DISRAELI DOCUMENTS

AE27410 - Wireless Bike Rear Derailleur System

AE27410 Wireless Bike Rear Derailleur System - page 001 main image

This is not the place for an intelligent discussion of the benefits or otherwise of an activist industrial strategy, but this document does make you think.

Here are some of my, ill-informed and rather random, thoughts:

  • On the technology side...
  • This case study contains a wealth of technical information about the MAVIC Zap and MAVIC Mektronic systems. It is difficult to find much of this information elsewhere.
  • Some of the technical information is a bit hard to stomach. The MAVIC Zap is criticised for its unreliability and its short (6 months) battery life. The MAVIC Mektronic is lauded for solving the reliability problem and for its 24 month battery life. I don't have any hard data, but that's the opposite of the gossip that I remember at the time.
  • On the business side...
  • If you have spent more than 30 seconds working in a bike shop you will know that high-end bike consumers are extremely fickle but very conservative, utterly un-scientific but obsessed with the technical, driven by status but rabidly price conscious and clearly very able to handle rampant internal contradictions. As you would expect, none of these, very important, attributes are discussed in this cool, dry, clinical, analysis!
  • Like many technology business proposals this document largely ignores the realities of breaking into established markets. It would be hard to find anyone in the business side of the cycle industry who thought that MAVIC would just swan into the high-end transmission market and take 5% to 10% of the OEM market and 15% to 20% of the after-sales market after just 3 years. Possible, yes, likely, no. You don't take market share from Shimano without having to repel the-mother-of-all-counter-offensives.

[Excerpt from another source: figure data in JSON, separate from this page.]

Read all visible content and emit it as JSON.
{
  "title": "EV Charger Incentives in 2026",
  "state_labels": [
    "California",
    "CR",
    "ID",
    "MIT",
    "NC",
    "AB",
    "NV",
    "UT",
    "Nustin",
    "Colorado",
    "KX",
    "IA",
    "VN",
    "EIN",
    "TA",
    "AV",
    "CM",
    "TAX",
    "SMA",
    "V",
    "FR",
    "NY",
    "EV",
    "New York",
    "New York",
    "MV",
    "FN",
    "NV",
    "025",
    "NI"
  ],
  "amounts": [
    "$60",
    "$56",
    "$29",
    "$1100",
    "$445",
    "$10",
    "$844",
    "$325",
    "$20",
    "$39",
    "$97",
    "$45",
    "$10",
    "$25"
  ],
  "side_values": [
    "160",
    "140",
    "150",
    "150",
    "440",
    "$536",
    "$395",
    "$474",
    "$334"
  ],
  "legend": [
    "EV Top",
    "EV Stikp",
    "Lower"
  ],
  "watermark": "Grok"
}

The real figures? My, uneducated, guess would be <1% and <1% for OEM and after-market respectively. Outside of trade shows, you almost never saw them.
  • Financially, the development of the MAVIC Mektronic is described as having a 10 month payback period and a Return On Investment (ROI) of 350% in 2001. Based on no hard information, I would guess that the MAVIC Mektronic programme actually lost a shed-load of money, giving a beyond-infinite payback period and an ROI that was well-negative. But you don't want to allow financial reality to spoil a good 'case study'.

The MAVIC Mektronic was a fantastic, laudable and stylish expression of a truly creative impulse. But those of us who live outside the Alice in Wonderland world of the European Commission should not pretend it was anything other than a heroic failure.